A la fin de l'année 1976, Fiat demande
à son associé Ferrari d'apposer sa marque sur
ses Formule 1. Le moins que l'on puisse dire, c'est que ça
ne fait pas plaisir au "patron"! D'ailleurs, au
début de l'année 1977, Enzo Ferrari abdique.
Il en a assez, il a 80 ans et laisse la place aux jeunes,
tout content de montrer ainsi sa mauvaise humeur. Néanmoins,
il reste à la tête du service course, et se met
comme "conseiller" à la disposition de chacun
à Maranello.
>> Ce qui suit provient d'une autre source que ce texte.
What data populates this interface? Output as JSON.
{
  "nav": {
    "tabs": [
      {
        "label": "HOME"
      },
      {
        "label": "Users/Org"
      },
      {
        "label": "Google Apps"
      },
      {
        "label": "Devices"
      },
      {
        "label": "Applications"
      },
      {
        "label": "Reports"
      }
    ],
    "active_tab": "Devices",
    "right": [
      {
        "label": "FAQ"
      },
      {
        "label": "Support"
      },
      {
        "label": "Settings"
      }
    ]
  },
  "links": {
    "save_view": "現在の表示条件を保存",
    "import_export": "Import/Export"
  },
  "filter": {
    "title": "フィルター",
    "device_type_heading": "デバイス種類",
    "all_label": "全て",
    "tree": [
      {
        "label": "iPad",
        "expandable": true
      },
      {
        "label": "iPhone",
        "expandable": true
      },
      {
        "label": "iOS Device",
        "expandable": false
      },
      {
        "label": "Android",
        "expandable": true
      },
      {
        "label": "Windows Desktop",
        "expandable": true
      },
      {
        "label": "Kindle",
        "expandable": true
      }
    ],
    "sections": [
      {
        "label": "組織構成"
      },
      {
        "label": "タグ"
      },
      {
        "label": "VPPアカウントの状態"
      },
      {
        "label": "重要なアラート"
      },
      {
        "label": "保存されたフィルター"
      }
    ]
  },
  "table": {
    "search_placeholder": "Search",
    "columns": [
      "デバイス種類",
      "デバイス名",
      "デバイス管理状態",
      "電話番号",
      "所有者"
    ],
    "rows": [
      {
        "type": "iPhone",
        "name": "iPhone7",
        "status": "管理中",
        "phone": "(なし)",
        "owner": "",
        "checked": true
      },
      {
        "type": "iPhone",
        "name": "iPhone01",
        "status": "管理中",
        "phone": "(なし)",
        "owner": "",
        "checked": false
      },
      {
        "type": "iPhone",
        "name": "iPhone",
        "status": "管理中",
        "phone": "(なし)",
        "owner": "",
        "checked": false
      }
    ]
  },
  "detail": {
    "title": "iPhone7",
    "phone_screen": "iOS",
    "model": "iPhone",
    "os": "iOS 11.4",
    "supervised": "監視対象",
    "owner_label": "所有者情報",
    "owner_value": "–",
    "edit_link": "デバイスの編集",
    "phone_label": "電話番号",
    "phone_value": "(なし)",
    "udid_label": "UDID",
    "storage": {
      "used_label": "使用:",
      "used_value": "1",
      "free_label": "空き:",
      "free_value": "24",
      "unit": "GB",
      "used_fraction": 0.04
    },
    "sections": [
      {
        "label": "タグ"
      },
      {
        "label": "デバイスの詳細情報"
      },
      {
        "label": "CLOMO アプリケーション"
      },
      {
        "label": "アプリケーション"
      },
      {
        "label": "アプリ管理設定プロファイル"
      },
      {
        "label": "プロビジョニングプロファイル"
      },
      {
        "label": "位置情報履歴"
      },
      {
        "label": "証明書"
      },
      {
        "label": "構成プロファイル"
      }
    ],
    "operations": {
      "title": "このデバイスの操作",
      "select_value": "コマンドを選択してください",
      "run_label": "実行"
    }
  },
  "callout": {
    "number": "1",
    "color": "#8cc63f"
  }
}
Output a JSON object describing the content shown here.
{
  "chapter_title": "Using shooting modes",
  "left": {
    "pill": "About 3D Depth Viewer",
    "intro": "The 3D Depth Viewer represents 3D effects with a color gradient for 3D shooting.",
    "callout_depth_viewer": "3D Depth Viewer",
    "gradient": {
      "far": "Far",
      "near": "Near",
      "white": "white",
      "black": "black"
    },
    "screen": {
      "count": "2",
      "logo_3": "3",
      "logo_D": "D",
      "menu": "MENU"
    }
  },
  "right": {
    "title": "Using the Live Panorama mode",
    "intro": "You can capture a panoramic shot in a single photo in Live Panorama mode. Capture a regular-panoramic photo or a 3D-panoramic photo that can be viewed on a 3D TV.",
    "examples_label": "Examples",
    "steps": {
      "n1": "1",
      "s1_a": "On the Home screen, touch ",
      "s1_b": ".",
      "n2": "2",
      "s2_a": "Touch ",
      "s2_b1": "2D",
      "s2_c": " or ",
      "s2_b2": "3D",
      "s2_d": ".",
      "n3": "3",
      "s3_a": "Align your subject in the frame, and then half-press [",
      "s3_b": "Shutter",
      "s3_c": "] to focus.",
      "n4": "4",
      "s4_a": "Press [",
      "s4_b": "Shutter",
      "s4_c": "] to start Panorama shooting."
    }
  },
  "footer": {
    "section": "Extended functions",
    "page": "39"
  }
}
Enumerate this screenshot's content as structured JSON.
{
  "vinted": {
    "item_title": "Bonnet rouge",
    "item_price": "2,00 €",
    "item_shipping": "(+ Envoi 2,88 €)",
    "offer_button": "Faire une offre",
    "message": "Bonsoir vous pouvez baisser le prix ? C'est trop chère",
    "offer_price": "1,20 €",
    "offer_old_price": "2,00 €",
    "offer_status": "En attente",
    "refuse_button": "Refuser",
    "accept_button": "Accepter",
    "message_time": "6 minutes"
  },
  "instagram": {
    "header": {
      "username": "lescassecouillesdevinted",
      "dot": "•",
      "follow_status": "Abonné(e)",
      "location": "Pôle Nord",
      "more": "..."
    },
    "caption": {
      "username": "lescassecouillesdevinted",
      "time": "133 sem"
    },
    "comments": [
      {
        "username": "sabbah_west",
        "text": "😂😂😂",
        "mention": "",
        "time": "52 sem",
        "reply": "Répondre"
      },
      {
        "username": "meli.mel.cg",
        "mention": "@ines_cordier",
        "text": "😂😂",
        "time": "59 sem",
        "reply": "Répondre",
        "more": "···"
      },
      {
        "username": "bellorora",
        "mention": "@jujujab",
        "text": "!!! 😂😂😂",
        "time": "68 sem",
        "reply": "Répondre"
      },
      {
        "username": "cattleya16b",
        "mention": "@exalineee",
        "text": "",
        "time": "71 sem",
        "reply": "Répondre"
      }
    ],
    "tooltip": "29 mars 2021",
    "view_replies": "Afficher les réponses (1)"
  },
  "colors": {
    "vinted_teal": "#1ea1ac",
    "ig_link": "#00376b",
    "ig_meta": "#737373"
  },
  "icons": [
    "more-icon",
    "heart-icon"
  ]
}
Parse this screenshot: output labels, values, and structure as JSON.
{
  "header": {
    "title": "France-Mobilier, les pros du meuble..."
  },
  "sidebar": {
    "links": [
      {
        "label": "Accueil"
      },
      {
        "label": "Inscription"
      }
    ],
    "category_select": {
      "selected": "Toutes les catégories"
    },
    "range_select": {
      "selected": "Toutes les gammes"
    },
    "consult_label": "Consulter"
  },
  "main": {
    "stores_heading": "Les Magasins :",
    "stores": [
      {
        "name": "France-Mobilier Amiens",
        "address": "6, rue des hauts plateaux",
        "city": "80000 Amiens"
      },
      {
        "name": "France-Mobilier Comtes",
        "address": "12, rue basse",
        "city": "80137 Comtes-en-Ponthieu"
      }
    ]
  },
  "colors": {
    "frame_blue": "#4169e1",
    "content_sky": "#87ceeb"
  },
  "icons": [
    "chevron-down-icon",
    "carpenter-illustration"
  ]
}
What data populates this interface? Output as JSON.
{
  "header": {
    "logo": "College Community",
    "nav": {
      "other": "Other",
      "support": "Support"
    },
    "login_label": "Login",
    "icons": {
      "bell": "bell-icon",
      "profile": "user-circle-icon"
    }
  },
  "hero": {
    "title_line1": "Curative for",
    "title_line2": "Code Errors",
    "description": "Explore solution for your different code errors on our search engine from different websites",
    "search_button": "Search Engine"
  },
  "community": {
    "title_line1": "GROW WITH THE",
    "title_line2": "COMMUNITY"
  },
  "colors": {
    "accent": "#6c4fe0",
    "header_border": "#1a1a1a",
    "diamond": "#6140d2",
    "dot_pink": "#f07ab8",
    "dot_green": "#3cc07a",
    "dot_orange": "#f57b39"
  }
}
En fait, il ne se résout pas à
quitter l'empire qu'il a construit...
Petit à petit, on voit Enzo Ferrari porter de plus
en plus d'attention au jeune directeur administratif de la
Scuderia, Piero Lardi. C'est alors que la nouvelle éclate
comme une bombe; Piero Lardi est son fils naturel! Il est
né le 22 mai 1945, mais son entourage a gardé
le secret pendant de longues années...
Rongée par la maladie
aggravée par le chagrin de pleurer son fils Dino depuis
plus de vingt ans, Laura Ferrari s'éteint le 28 février
1978. C'est une nouvelle épreuve personnelle pour Enzo
Ferrari qui est de plus en plus seul. Au bureau, il prend
un peu plus de temps pour répondre à son courrier
et faire envoyer des exemplaires de son livre "Piloti,
che gente" à ses amis. En juillet 1979, au cimetière
de Modène, la tombe de son fils Dino est profanée
par des voyous. De son propre aveu, Enzo se sent terriblement
seul, et, une fois de plus, est sur le point de se renoncer.
Comme par le passé, Enzo continue de déjeuner
au restaurant Cavallino, en face de son usine. Haut-lieu de
Maranello, c'est là que ce sont faites et défaites
des carrières de pilotes. Il mange moins, ne boit presque
plus, mais continue d'adorer les fraises au vin...
En février 1988,
il fête ses 90 ans et a la joie de voir son premier
arrière-petit-fils, que son unique petite fille, Antonella
- la fille de Piero Lardi - a mis au monde. Il se prénommera
Enzo. Mais la santé d'Enzo Ferrari est mauvaise. Quand
le Pape Jean-Paul II vient visiter pour la première
fois l'usine Ferrari, le 4 juin 1988, le vieil homme reste
alité. Il aurait aimé recevoir le Pape, mais
ses forces l'ont déjà abandonné.
C'est à Largo Garibaldi, dans son appartement du centre
de Modène, qu'Enzo Ferrari va vivre ses derniers jours.
Quelques mois auparavant, il a cédé ses dernières
actions à Fiat. Le 14 août 1988, entouré
de Piero Lardi et de ses souvenirs, il décède.
Conformément à son souhait, l'annonce de sa
mort ne sera faite que deux jours plus tard. Le décalage
de deux jours pour l'annonce de sa naissance est rattrapé...
Enzo Ferrari reçut
le Prix Italien de la Cavalerie pour le mérite sportif
en 1924 et reçut de nombreux honneurs de la nation:
Commendatore en 1927, Cavaliere del Lavoro en 1952. En 1960,
il reçut un diplôme honoraire en mécanique
d'ingéniérie de l'Université de Bologne.
En 1988, l'Université de Modène lui fit don
du diplôme en Physique. Il emporta le prix Hammerskjold
des Nations Unies en 1962, le Prix Columbus en 1965, le Médaille
d'Or de l'Ecole Italienne de l'Art et de la Culture en 1970
et le prix De Gasperi en 1987.
Sous son commandement, la marque Ferrari gagna plus de 5.000
courses partout dans le monde et remporta 25 titres mondiaux.